4. Il résulte de ce qui précède, sans qu'il soit besoin d'examiner les autres moyens de la requête, que M. A est fondé à demander l'annulation de la décision du 20 février 2023 lui refusant un titre de séjour et, par voie de conséquence, des décisions du même jour portant obligation de quitter le territoire français, fixant le pays de renvoi et prononçant à son encontre une interdiction de retour sur le territoire français d'une durée de deux ans.

Sur les conclusions aux fins d'injonction et d'astreinte :

5. L'exécution du présent jugement implique nécessairement, eu égard aux motifs qui le fondent, que l'autorité préfectorale territorialement compétente délivre à M. A un certificat de résidence d'une durée d'un an. Il y a lieu, dans les circonstances de l'espèce, d'enjoindre au préfet d'y procéder dans le délai de deux mois à compter de la notification du présent jugement, sans qu'il soit besoin d'assortir cette mesure d'une astreinte.

Sur les frais liés au litige :

6. M. A a obtenu le bénéfice de l'aide juridictionnelle. Par suite, son avocate peut se prévaloir des dispositions des articles L. 761-1 du code de justice administrative et 37 de la loi du 10 juillet 1991. Il y a lieu, dans les circonstances de l'espèce, et sous réserve que la Selarl Mary et Inquimbert, conseil de M. A, renonce à percevoir la somme correspondant à la part contributive de l'État, de mettre à la charge de l'Etat le versement à la Selarl Mary et Inquimbert de la somme de 1 000 euros.

D E C I D E :

Article 1er : L'arrêté du 20 février 2023 du préfet de la Seine-Maritime est annulé.

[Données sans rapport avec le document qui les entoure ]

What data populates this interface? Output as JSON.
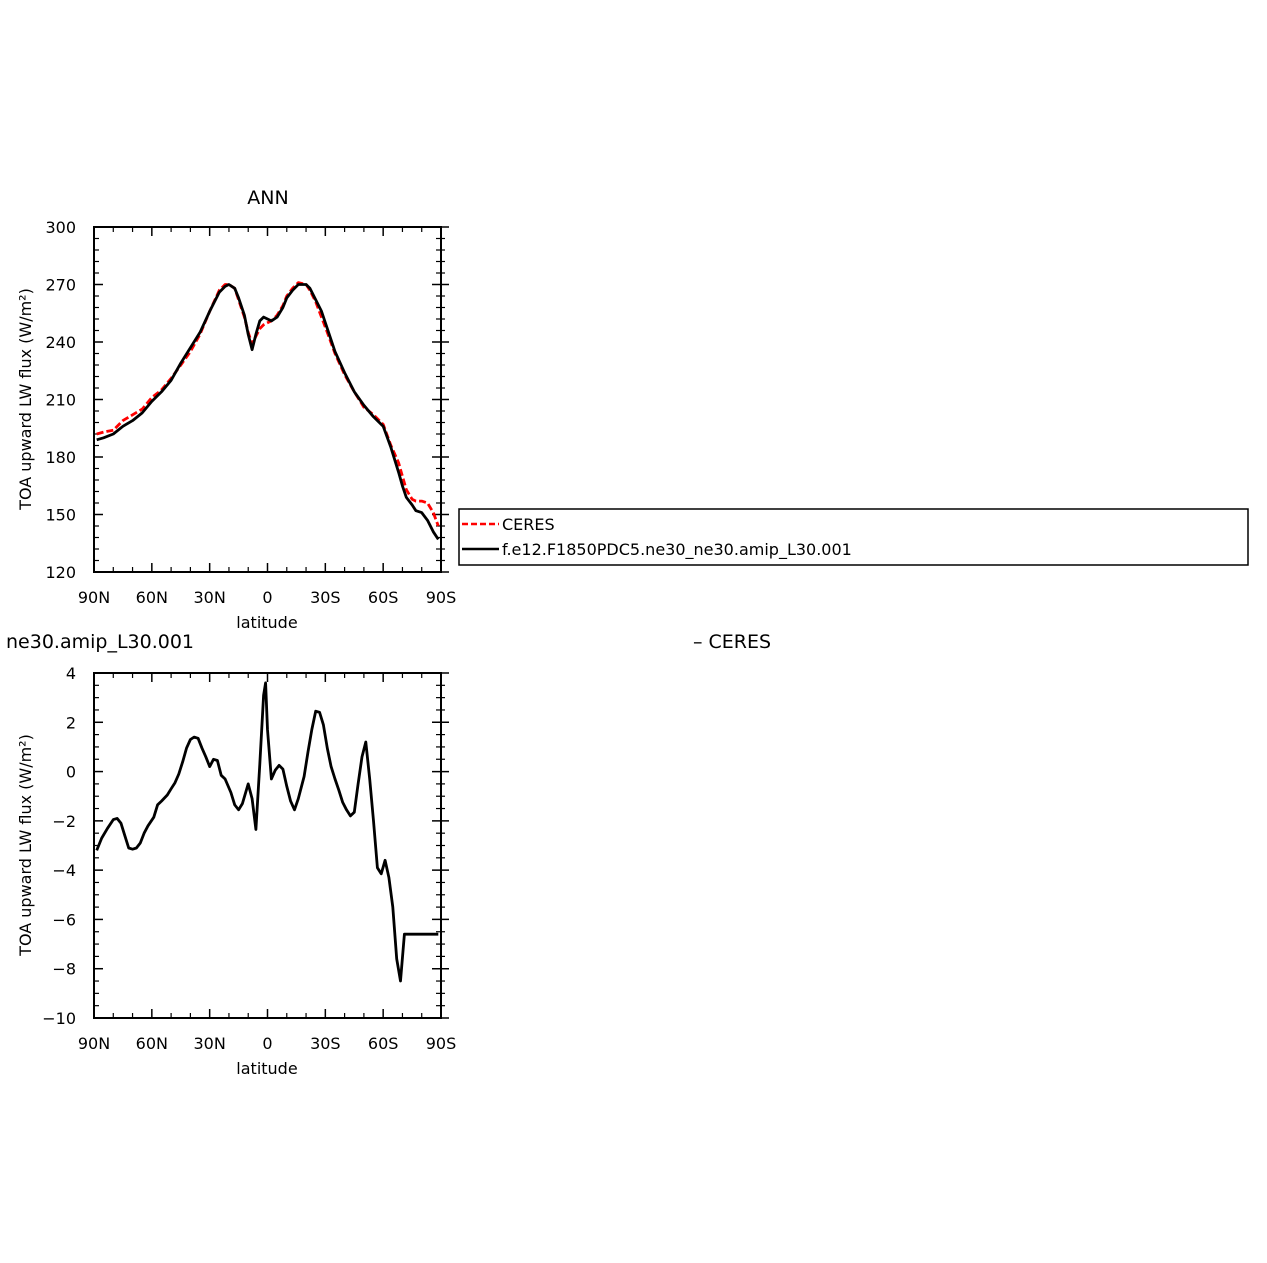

Article 2 : Il est enjoint au préfet territorialement compétent de délivrer à M. A un certificat de résidence portant la mention " vie privée et familiale ", d'une durée d'un an, dans le délai de deux mois à compter de la notification du présent jugement.

Article 3 : L'Etat versera à la Selarl Mary et Inquimbert une somme de 1 000 euros en application des dispositions du deuxième alinéa de l'article 37 de la loi du 10 juillet 1991, sous réserve qu'elle renonce à percevoir la somme correspondant à la part contributive de l'Etat.

Article 4 : Le surplus des conclusions de la requête est rejeté.

Article 5 : Le présent jugement sera notifié à M. B A, à la Selarl Mary et Inquimbert et au préfet de la Seine-Maritime.

Délibéré après l'audience du 4 juillet 2023, à laquelle siégeaient :

- Mme Boyer, présidente,

- M. Guiral, conseiller,

- Mme Boucetta, conseillère.

Rendu public par mise à disposition au greffe le 21 juillet 2023.

La rapporteure,

Signé : H. BOUCETTA

La présidente,

Signé : C. BOYERLe greffier,

Signé : J.-B. MIALON

La République mande et ordonne au préfet de la Seine-Maritime en ce qui le concerne, ou à tous commissaires de justice à ce requis en ce qui concerne les voies de droit commun, contre les parties privées, de pourvoir à l'exécution de la présente décision.